И правда, подумал Левенталь скорей с уважением, чем с насмешкой, если б только не бас.
— О! В юбках вы бы стали гвоздем сезона, — сказал Шифкарт.
— Сейчас каждый может стать гвоздем сезона, — отозвался Шлоссберг. — Эта публика только и жаждет, чтоб ее ублажали. Сплошной карнавал. Гоняются за призраками. Вот ты скажи мне, Джек, ты хоть раз нашел стоящую актрису?
— То есть вы имеете в виду артистку, не пусечку вроде Уотерс?
— Я имею в виду актрису.
— Ну так вот же вам: Ливия Холл.
— Ты это серьезно?
— Вполне.
— Невероятно, — сказал Шлоссберг. — Такой кусок мяса.
Мощная шея Шифкарта пошла красными пятнами, и чуть ли не злобно он выдавил:
— Она не на дешевый массовый вкус. Но не все так привередливы, Шлоссберг. Вам, кажется, нелегко угодить, уж и не знаю, кто на это способен.
— Вы строгий критик, Марк, — поддакнул Голдстон.
— Я что — выдумываю какие-то особые требования? — сказал Шлоссберг. — Наришер менш![15] Это и к тебе, между прочим, относится. Бог с ней, с публикой. Между нами — мы же люди свои, можем говорить правду? Так вот, что с ней, с правдой? Все выходит в упаковке. В упаковке и черту будешь рад. Люди клюют на упаковку. Упакуешь — проглотят.
— Я же не утверждаю, что она какая-то Эллен Терри[16]. Хорошая актриса, больше ничего. Вы должны согласиться, Шлоссберг, кое-что в ней есть.
— Кое-что, возможно. Немного.
— Но что-то?
— Ну, пусть что-то, — бросил устало Шлоссберг.
— Хоть что-то ему понравилось, слава тебе Господи! — сказал Шифкарт.
— Я стараюсь всем отдавать должное, — сказал старик. — Я не зануда. Я не выше всех на свете.

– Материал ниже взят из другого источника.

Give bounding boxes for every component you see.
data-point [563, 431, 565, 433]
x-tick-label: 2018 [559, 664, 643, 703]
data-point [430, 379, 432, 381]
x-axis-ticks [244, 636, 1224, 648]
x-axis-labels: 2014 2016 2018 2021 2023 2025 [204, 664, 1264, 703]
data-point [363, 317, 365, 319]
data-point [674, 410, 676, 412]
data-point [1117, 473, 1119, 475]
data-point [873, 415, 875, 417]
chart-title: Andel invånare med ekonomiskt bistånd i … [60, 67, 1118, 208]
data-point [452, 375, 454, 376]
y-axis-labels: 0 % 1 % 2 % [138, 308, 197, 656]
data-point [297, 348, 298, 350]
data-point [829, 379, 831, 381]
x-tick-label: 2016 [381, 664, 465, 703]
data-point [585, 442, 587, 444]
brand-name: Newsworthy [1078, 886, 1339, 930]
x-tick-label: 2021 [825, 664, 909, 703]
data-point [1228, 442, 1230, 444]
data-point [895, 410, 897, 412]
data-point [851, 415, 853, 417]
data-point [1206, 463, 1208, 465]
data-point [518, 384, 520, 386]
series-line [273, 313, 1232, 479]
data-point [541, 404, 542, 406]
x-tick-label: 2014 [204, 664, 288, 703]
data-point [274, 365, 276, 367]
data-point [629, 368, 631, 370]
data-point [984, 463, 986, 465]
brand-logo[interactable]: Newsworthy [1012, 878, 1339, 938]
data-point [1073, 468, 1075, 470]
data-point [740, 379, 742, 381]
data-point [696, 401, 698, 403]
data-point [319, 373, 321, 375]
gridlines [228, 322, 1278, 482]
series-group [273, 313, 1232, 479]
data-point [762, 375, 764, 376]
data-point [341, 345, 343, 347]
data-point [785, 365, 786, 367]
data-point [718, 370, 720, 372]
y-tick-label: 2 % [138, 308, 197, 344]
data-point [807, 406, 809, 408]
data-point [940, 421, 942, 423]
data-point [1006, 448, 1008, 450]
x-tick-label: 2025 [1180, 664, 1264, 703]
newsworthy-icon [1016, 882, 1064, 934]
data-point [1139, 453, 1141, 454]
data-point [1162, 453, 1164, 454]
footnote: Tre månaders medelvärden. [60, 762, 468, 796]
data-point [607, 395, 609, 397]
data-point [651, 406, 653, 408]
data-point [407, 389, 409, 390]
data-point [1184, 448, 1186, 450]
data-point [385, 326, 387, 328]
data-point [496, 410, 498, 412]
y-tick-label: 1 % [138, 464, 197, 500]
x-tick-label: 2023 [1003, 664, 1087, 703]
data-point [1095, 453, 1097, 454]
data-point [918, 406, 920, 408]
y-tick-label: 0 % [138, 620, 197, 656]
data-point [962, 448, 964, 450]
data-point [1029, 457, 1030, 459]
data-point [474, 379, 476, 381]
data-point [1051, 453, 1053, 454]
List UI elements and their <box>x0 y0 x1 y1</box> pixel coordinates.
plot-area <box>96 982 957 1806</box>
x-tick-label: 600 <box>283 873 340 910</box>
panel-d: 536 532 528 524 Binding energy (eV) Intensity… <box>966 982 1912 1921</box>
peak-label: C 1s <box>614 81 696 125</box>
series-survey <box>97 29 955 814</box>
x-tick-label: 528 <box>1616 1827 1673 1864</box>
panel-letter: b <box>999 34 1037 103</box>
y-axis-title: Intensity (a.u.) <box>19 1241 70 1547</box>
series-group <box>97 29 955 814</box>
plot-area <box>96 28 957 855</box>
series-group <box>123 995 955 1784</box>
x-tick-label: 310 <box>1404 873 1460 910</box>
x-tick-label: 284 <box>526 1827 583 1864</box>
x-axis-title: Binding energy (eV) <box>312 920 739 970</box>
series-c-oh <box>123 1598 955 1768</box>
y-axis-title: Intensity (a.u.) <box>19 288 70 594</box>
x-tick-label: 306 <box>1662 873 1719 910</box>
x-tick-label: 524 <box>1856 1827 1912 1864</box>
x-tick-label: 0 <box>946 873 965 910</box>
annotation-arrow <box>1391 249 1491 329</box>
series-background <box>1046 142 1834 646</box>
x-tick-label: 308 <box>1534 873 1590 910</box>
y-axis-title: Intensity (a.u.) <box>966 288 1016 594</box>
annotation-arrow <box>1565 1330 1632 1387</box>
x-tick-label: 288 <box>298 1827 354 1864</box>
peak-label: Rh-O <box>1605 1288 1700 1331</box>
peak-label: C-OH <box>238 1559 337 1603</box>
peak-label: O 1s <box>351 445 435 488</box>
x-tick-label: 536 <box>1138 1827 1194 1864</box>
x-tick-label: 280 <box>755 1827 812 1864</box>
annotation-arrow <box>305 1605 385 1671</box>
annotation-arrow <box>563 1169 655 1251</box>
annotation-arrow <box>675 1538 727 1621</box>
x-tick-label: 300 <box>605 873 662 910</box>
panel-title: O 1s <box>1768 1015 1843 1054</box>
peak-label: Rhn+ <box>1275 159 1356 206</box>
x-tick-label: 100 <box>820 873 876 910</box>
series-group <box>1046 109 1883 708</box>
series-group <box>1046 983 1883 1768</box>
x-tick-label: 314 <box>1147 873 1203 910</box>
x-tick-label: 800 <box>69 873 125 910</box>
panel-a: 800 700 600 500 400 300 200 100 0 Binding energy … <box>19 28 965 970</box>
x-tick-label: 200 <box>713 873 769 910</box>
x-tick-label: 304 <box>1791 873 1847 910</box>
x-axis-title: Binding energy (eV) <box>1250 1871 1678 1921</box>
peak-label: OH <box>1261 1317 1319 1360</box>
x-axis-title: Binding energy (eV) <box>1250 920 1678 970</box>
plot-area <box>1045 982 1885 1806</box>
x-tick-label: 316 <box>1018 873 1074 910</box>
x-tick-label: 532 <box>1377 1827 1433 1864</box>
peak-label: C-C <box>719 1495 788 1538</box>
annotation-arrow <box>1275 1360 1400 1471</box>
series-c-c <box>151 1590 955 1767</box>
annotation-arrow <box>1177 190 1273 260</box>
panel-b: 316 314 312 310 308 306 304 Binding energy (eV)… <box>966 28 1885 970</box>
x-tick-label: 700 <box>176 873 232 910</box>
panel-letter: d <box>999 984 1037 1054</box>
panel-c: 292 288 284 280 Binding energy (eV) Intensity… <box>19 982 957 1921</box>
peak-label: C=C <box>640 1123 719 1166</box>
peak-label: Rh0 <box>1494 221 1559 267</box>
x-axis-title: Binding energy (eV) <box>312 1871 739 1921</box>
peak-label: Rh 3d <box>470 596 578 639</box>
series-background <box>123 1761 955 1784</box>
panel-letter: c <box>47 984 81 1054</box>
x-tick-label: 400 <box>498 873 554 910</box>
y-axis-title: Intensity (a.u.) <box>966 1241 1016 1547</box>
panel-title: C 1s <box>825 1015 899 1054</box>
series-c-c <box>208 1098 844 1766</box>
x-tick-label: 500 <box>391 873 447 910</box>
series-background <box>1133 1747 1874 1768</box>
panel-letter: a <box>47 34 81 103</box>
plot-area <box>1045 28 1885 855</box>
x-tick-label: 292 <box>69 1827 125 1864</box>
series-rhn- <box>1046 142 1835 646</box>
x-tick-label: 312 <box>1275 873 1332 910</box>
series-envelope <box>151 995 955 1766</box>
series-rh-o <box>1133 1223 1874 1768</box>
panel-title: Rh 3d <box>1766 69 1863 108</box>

Никто с ним не стал спорить.
— Ну вот, — он продолжал. — Так к чему же я гну? — Он пресек их улыбки, всех держа своим строгим, изношенным синим взглядом. — Объясняю. Плохо быть недочеловеком, но и от сверхчеловека тоже радости мало. Что такое этот сверхчеловек? Вот тут наш друг, — он имел в виду Левенталя, — как раз говорил. Цезарь, если помните по пьесе, хотел уподобиться Богу. Может ли Бог болеть? Это идея больного человека о Боге. Может у статуи заложить уши? Нет, конечно. Она не потеет; разве что, может, по праздникам кровоточит. Если я сам себя могу убедить, что никогда не потею, и заставляю всех вести себя так, будто это правда, может, и насчет смерти я тоже как-то устроюсь. Мы знаем, что такое умереть, потому что кое-кто умирает, а если мы себя сделаем такими особенными, так, может, и пронесет? Недочеловек — обратная сторона медали. То-то и оно. Вот вам, собственно, и все. Хорошо играть — значит играть именно человека. И когда вы говорите, что я строгий критик, вы, собственно, хотите сказать, что я слишком высоко ставлю человека. Вот и вся моя мысль. Положим, ты сверхчеловек, так зачем тебе тогда жизнь? И если ты недочеловек — тот же случай.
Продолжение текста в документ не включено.